Of course the CA key itself is another story, which is why this merely moves the problem elsewhere (however since you only need access to the CA during initial provisioning of a new certificate key, you can better control access to it).


> Keeping the certificate’s key as non-exportable in the HSM means you do not need to revoke it as it cannot be compromised (not permanently at least), once you’ve regained access to the HSM you can assume the bad guys are out.

How so? I can still lose my Yubikey, and even if the attacker can't export the private key corresponding to a CA-signed SSH certificate, they can still use it, no? How would I "regain access" in this scenario?


I was thinking the HSM in this case is your Macbook and its TPM/Secure Enclave, in which case you'd either recover it or assume the attacker is unable to use it due to biometrics/PIN. I guess the Yubikey has a PIN too with a limited number of tries.

Either way, you either recover the HSM and then don't need to rotate the keys, or you don't in which case you either use OpenSSH's key revocation mechanism (which I believe involves distributing some some sort of CRL to every server), use time-limited SSH certificates and wait out the expiry of the compromised key, or scrap the whole CA and start fresh.

Again this depends on your threat model. The somewhat uncommon requirement where you can't manage your own `authorized_keys` on the remote host complicates things a lot; if you could, then you'd use your existing access (sign yourself a new certificate using your SSH CA) to rotate the whole CA... or just keep two keys in there (primary and backup) and skip the whole CA dance, since it's purely a workaround for the hard requirement of only being able to put one key in authorized_keys.


No but that’s the point. If there’s a copy of the private key out there, then it can be copied. The whole point is that the jedberg-laptop-1 key only ever exists as jedberg-laptop-1. When that laptop gets lost/stolen/destroyed/aged out, there's 100% certainty that it can't be recreated. The other side of that equation is that you need a tree of keys and a whole IT department to manage them so you don't get locked out of your servers.
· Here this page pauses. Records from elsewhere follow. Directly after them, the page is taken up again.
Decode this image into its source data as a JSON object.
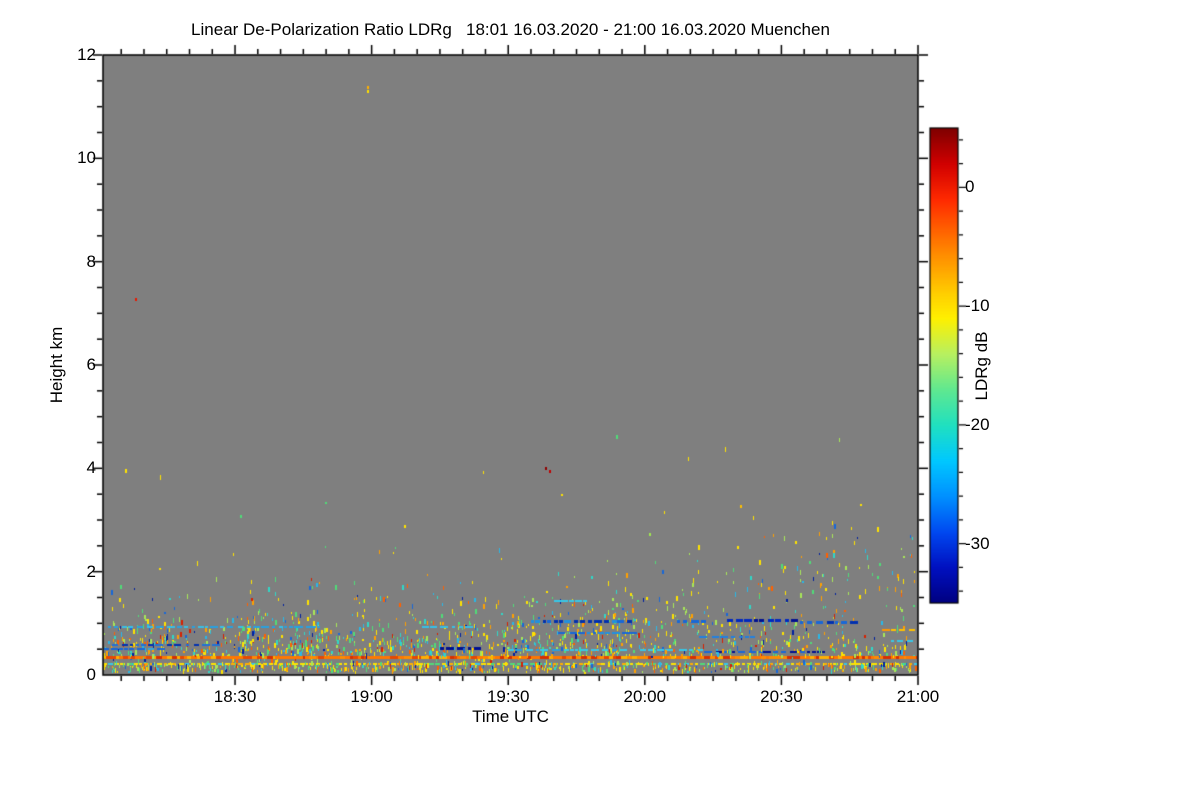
{
  "chart_data": {
    "type": "heatmap",
    "title": "Linear De-Polarization Ratio LDRg   18:01 16.03.2020 - 21:00 16.03.2020 Muenchen",
    "xlabel": "Time UTC",
    "ylabel": "Height km",
    "x_start": "18:01",
    "x_end": "21:00",
    "x_total_min": 179,
    "x_minor_tick_min": 5,
    "y_max": 12,
    "y_minor_tick_km": 0.5,
    "plot_bg": "#7f7f7f",
    "frame_color": "#000000",
    "render_seed": 9,
    "x_ticks": [
      {
        "t": 29,
        "label": "18:30"
      },
      {
        "t": 59,
        "label": "19:00"
      },
      {
        "t": 89,
        "label": "19:30"
      },
      {
        "t": 119,
        "label": "20:00"
      },
      {
        "t": 149,
        "label": "20:30"
      },
      {
        "t": 179,
        "label": "21:00"
      }
    ],
    "y_ticks": [
      {
        "v": 0,
        "label": "0"
      },
      {
        "v": 2,
        "label": "2"
      },
      {
        "v": 4,
        "label": "4"
      },
      {
        "v": 6,
        "label": "6"
      },
      {
        "v": 8,
        "label": "8"
      },
      {
        "v": 10,
        "label": "10"
      },
      {
        "v": 12,
        "label": "12"
      }
    ],
    "colorbar": {
      "label": "LDRg dB",
      "max": 5,
      "min": -35,
      "ticks": [
        {
          "v": 0,
          "label": "0"
        },
        {
          "v": -10,
          "label": "-10"
        },
        {
          "v": -20,
          "label": "-20"
        },
        {
          "v": -30,
          "label": "-30"
        }
      ],
      "minor_tick_db": 2,
      "colormap": "jet",
      "stops": [
        {
          "v": 5,
          "c": "#7f0000"
        },
        {
          "v": 2,
          "c": "#d10000"
        },
        {
          "v": -1,
          "c": "#ff2a00"
        },
        {
          "v": -5,
          "c": "#ff8000"
        },
        {
          "v": -9,
          "c": "#ffd000"
        },
        {
          "v": -11,
          "c": "#fff000"
        },
        {
          "v": -14,
          "c": "#b8f060"
        },
        {
          "v": -17,
          "c": "#60e890"
        },
        {
          "v": -20,
          "c": "#20e0c0"
        },
        {
          "v": -23,
          "c": "#00c8ff"
        },
        {
          "v": -26,
          "c": "#0090ff"
        },
        {
          "v": -29,
          "c": "#0048f0"
        },
        {
          "v": -32,
          "c": "#0010c0"
        },
        {
          "v": -35,
          "c": "#000080"
        }
      ]
    },
    "features": {
      "speck_colors": [
        {
          "c": "#ffe400",
          "w": 28
        },
        {
          "c": "#ffa000",
          "w": 12
        },
        {
          "c": "#ff6000",
          "w": 6
        },
        {
          "c": "#d82000",
          "w": 4
        },
        {
          "c": "#a8e858",
          "w": 14
        },
        {
          "c": "#50dc78",
          "w": 14
        },
        {
          "c": "#30d8c8",
          "w": 8
        },
        {
          "c": "#28b8e8",
          "w": 7
        },
        {
          "c": "#1868d8",
          "w": 4
        },
        {
          "c": "#0020a0",
          "w": 3
        }
      ],
      "base_cloud": {
        "n": 650,
        "h_min": 0.3,
        "h_scale": 0.55,
        "h_max": 2.6
      },
      "upper_sparse": {
        "n": 12,
        "h_min": 2.6,
        "h_max": 4.6
      },
      "clusters": [
        {
          "t": 41,
          "h": 0.55,
          "st": 9,
          "sh": 0.25,
          "n": 160
        },
        {
          "t": 10,
          "h": 0.6,
          "st": 7,
          "sh": 0.22,
          "n": 90
        },
        {
          "t": 83,
          "h": 0.5,
          "st": 13,
          "sh": 0.2,
          "n": 130
        },
        {
          "t": 107,
          "h": 0.9,
          "st": 11,
          "sh": 0.28,
          "n": 110
        },
        {
          "t": 129,
          "h": 1.3,
          "st": 18,
          "sh": 0.5,
          "n": 60
        },
        {
          "t": 162,
          "h": 2.0,
          "st": 13,
          "sh": 0.55,
          "n": 70
        },
        {
          "t": 60,
          "h": 1.1,
          "st": 25,
          "sh": 0.4,
          "n": 80
        }
      ],
      "band": {
        "h_max": 0.26,
        "p1": 0.38,
        "p2": 0.3,
        "p3": 0.1
      },
      "h_lines": [
        {
          "h": 0.33,
          "thick": 3,
          "style": "solid",
          "colors": [
            "#ff7800",
            "#ff7800",
            "#ff7800",
            "#ff8c00",
            "#e84800",
            "#ffb000",
            "#d83000"
          ]
        },
        {
          "h": 0.22,
          "thick": 2,
          "style": "dotted",
          "colors": [
            "#ffe400",
            "#ffe400",
            "#ffe400",
            "#ffe400",
            "#ffb000",
            "#38c8e8",
            "#50dc78"
          ]
        }
      ],
      "streaks": [
        {
          "t1": 1,
          "t2": 48,
          "h": 0.93,
          "thick": 2,
          "colors": [
            "#38c0e8",
            "#28a0e0"
          ]
        },
        {
          "t1": 70,
          "t2": 81,
          "h": 0.93,
          "thick": 2,
          "colors": [
            "#38c0e8"
          ]
        },
        {
          "t1": 94,
          "t2": 116,
          "h": 1.03,
          "thick": 3,
          "colors": [
            "#1868d8",
            "#0030b0",
            "#2090e0"
          ]
        },
        {
          "t1": 126,
          "t2": 132,
          "h": 1.03,
          "thick": 3,
          "colors": [
            "#1868d8"
          ]
        },
        {
          "t1": 137,
          "t2": 153,
          "h": 1.05,
          "thick": 3,
          "colors": [
            "#001090",
            "#0028c0"
          ]
        },
        {
          "t1": 153,
          "t2": 166,
          "h": 1.01,
          "thick": 3,
          "colors": [
            "#1868d8",
            "#0030b0"
          ]
        },
        {
          "t1": 100,
          "t2": 117,
          "h": 0.81,
          "thick": 2,
          "colors": [
            "#1868d8",
            "#2090e0"
          ]
        },
        {
          "t1": 131,
          "t2": 143,
          "h": 0.74,
          "thick": 2,
          "colors": [
            "#2080e0"
          ]
        },
        {
          "t1": 2,
          "t2": 25,
          "h": 0.58,
          "thick": 2,
          "colors": [
            "#2070d8",
            "#0030b0"
          ]
        },
        {
          "t1": 0,
          "t2": 13,
          "h": 0.5,
          "thick": 2,
          "colors": [
            "#30a8e0",
            "#1868d8"
          ]
        },
        {
          "t1": 74,
          "t2": 83,
          "h": 0.52,
          "thick": 3,
          "colors": [
            "#001090"
          ]
        },
        {
          "t1": 89,
          "t2": 115,
          "h": 0.48,
          "thick": 2,
          "colors": [
            "#38c8e8",
            "#28a0e0"
          ]
        },
        {
          "t1": 118,
          "t2": 131,
          "h": 0.48,
          "thick": 2,
          "colors": [
            "#38c8e8"
          ]
        },
        {
          "t1": 132,
          "t2": 157,
          "h": 0.45,
          "thick": 2,
          "colors": [
            "#1868d8",
            "#001090"
          ]
        },
        {
          "t1": 171,
          "t2": 178,
          "h": 0.87,
          "thick": 2,
          "colors": [
            "#ff9800",
            "#ffc000"
          ]
        },
        {
          "t1": 99,
          "t2": 106,
          "h": 1.43,
          "thick": 2,
          "colors": [
            "#38c8e8"
          ]
        },
        {
          "t1": 173,
          "t2": 178,
          "h": 0.66,
          "thick": 2,
          "colors": [
            "#38c8e8"
          ]
        }
      ],
      "dots": [
        {
          "t": 58,
          "h": 11.4,
          "c": "#ffb000"
        },
        {
          "t": 58,
          "h": 11.33,
          "c": "#ffe000"
        },
        {
          "t": 7,
          "h": 7.3,
          "c": "#e81800"
        },
        {
          "t": 97,
          "h": 4.03,
          "c": "#900000"
        },
        {
          "t": 98,
          "h": 3.96,
          "c": "#c00000"
        },
        {
          "t": 152,
          "h": 2.6,
          "c": "#ffe400"
        },
        {
          "t": 120,
          "h": 2.75,
          "c": "#a0e850"
        },
        {
          "t": 66,
          "h": 2.9,
          "c": "#ffe400"
        },
        {
          "t": 30,
          "h": 3.1,
          "c": "#50dc78"
        },
        {
          "t": 140,
          "h": 3.3,
          "c": "#ffc000"
        }
      ]
    }
  }
}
This particular bit of software is about ssh keys and exists within a larger conversation about PKI which you know more about than I, but operationally, you have this, and then you have a root login private key file locked with Shamir secret sharing (ssss on debian) that you distribute to a very select few number of key bearers. And then don't all get on the same plane together, ever.

It's much safer to export a key one time and import it into a new machine, or store it in a secure backup, than to keep it just hanging out on disk for eternity, and potentially get scooped up by whatever malware happens to run on your machine.

Any malware capable of exfiltrating a file from your home folder is also capable of calling the export command and tricking you into providing biometrics.

Not necessarily; "read file" is very different from "execute command." The biometrics part is a substantial lift as well.